Analysis of the melting and solidification process of aluminum in a mirror furnace using Fiber-Bragg-Grating and numerical models

Abstract

In the search of an adequate real time strain measurement method in aluminum casting, the use of Fiber-Bragg-Grating (FBG) is being investigated with great interest. In order to do so, the behaviour of glass fiber sensors in a liquid aluminium alloy at temperatures up to 750°C is experimentally analysed in a laboratory environment. For better process understanding a simulation of the fiber alloy composite is conducted. FBG is an optical measurement method, which uses engraved Bragg reflectors in a 125 µm in diameter thick glass fiber.

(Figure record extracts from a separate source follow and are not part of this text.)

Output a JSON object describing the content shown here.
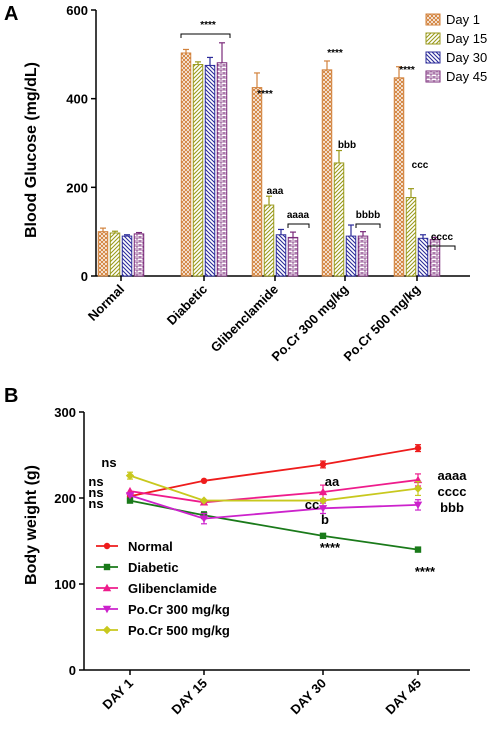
{
  "panel_a": {
    "letter": "A"
  },
  "panel_b": {
    "letter": "B"
  },
  "chart_data": [
    {
      "type": "bar",
      "ylabel": "Blood Glucose (mg/dL)",
      "ylim": [
        0,
        600
      ],
      "yticks": [
        "0",
        "200",
        "400",
        "600"
      ],
      "categories": [
        "Normal",
        "Diabetic",
        "Glibenclamide",
        "Po.Cr 300 mg/kg",
        "Po.Cr 500 mg/kg"
      ],
      "legend_position": "top-right",
      "series": [
        {
          "name": "Day 1",
          "color": "#d2823c",
          "pattern": "cross-hatch",
          "values": [
            100,
            503,
            425,
            465,
            447
          ],
          "errors": [
            8,
            8,
            33,
            20,
            25
          ]
        },
        {
          "name": "Day 15",
          "color": "#9a9a1c",
          "pattern": "diagonal",
          "values": [
            97,
            477,
            160,
            255,
            177
          ],
          "errors": [
            4,
            6,
            20,
            28,
            20
          ]
        },
        {
          "name": "Day 30",
          "color": "#2b2b9a",
          "pattern": "back-diagonal",
          "values": [
            90,
            475,
            93,
            90,
            85
          ],
          "errors": [
            3,
            18,
            12,
            25,
            8
          ]
        },
        {
          "name": "Day 45",
          "color": "#7a2a7a",
          "pattern": "brick",
          "values": [
            95,
            481,
            87,
            90,
            82
          ],
          "errors": [
            3,
            45,
            12,
            10,
            5
          ]
        }
      ],
      "annotations": [
        {
          "text": "****",
          "category": "Diabetic",
          "kind": "bracket"
        },
        {
          "text": "****",
          "category": "Glibenclamide",
          "series": "Day 1"
        },
        {
          "text": "aaa",
          "category": "Glibenclamide",
          "series": "Day 15"
        },
        {
          "text": "aaaa",
          "category": "Glibenclamide",
          "kind": "bracket"
        },
        {
          "text": "****",
          "category": "Po.Cr 300 mg/kg",
          "series": "Day 1"
        },
        {
          "text": "bbb",
          "category": "Po.Cr 300 mg/kg",
          "series": "Day 15"
        },
        {
          "text": "bbbb",
          "category": "Po.Cr 300 mg/kg",
          "kind": "bracket"
        },
        {
          "text": "****",
          "category": "Po.Cr 500 mg/kg",
          "series": "Day 1"
        },
        {
          "text": "ccc",
          "category": "Po.Cr 500 mg/kg",
          "series": "Day 15"
        },
        {
          "text": "cccc",
          "category": "Po.Cr 500 mg/kg",
          "kind": "bracket"
        }
      ]
    },
    {
      "type": "line",
      "ylabel": "Body weight (g)",
      "ylim": [
        0,
        300
      ],
      "yticks": [
        "0",
        "100",
        "200",
        "300"
      ],
      "categories": [
        "DAY 1",
        "DAY 15",
        "DAY 30",
        "DAY 45"
      ],
      "legend_position": "bottom-left",
      "series": [
        {
          "name": "Normal",
          "color": "#ee1c1c",
          "marker": "circle",
          "values": [
            202,
            220,
            239,
            258
          ],
          "errors": [
            0,
            0,
            4,
            4
          ]
        },
        {
          "name": "Diabetic",
          "color": "#1a7a1a",
          "marker": "square",
          "values": [
            197,
            180,
            156,
            140
          ],
          "errors": [
            0,
            4,
            0,
            0
          ]
        },
        {
          "name": "Glibenclamide",
          "color": "#ee1c8c",
          "marker": "triangle-up",
          "values": [
            208,
            195,
            207,
            221
          ],
          "errors": [
            0,
            0,
            8,
            7
          ]
        },
        {
          "name": "Po.Cr 300 mg/kg",
          "color": "#cc22cc",
          "marker": "triangle-down",
          "values": [
            203,
            176,
            188,
            192
          ],
          "errors": [
            0,
            6,
            6,
            6
          ]
        },
        {
          "name": "Po.Cr 500 mg/kg",
          "color": "#c8c81e",
          "marker": "diamond",
          "values": [
            226,
            197,
            197,
            211
          ],
          "errors": [
            4,
            0,
            0,
            8
          ]
        }
      ],
      "annotations": [
        "ns",
        "ns",
        "ns",
        "ns",
        "aa",
        "cc",
        "b",
        "****",
        "aaaa",
        "cccc",
        "bbb",
        "****"
      ]
    }
  ]
}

This reflector transmits most of the wavelengths but only reflects one specific wavelength. This specific wavelength can be measured and changes due to the axial strain on the grating by the fluid alloy reaction and by the changes in temperature. Using a so-called mirror furnace, several experiments with the fiber alloy composite are evaluated. These measurements are also the basis for the further understanding of hot tearing. The data gathered during the measurement campaign - both numerical and experimental - is used to parameterize a simulation. As a result, the understanding of the fiber alloy composite behaviour is expanded and a digital twin is modeled with MATLAB’s partial differential equation toolbox.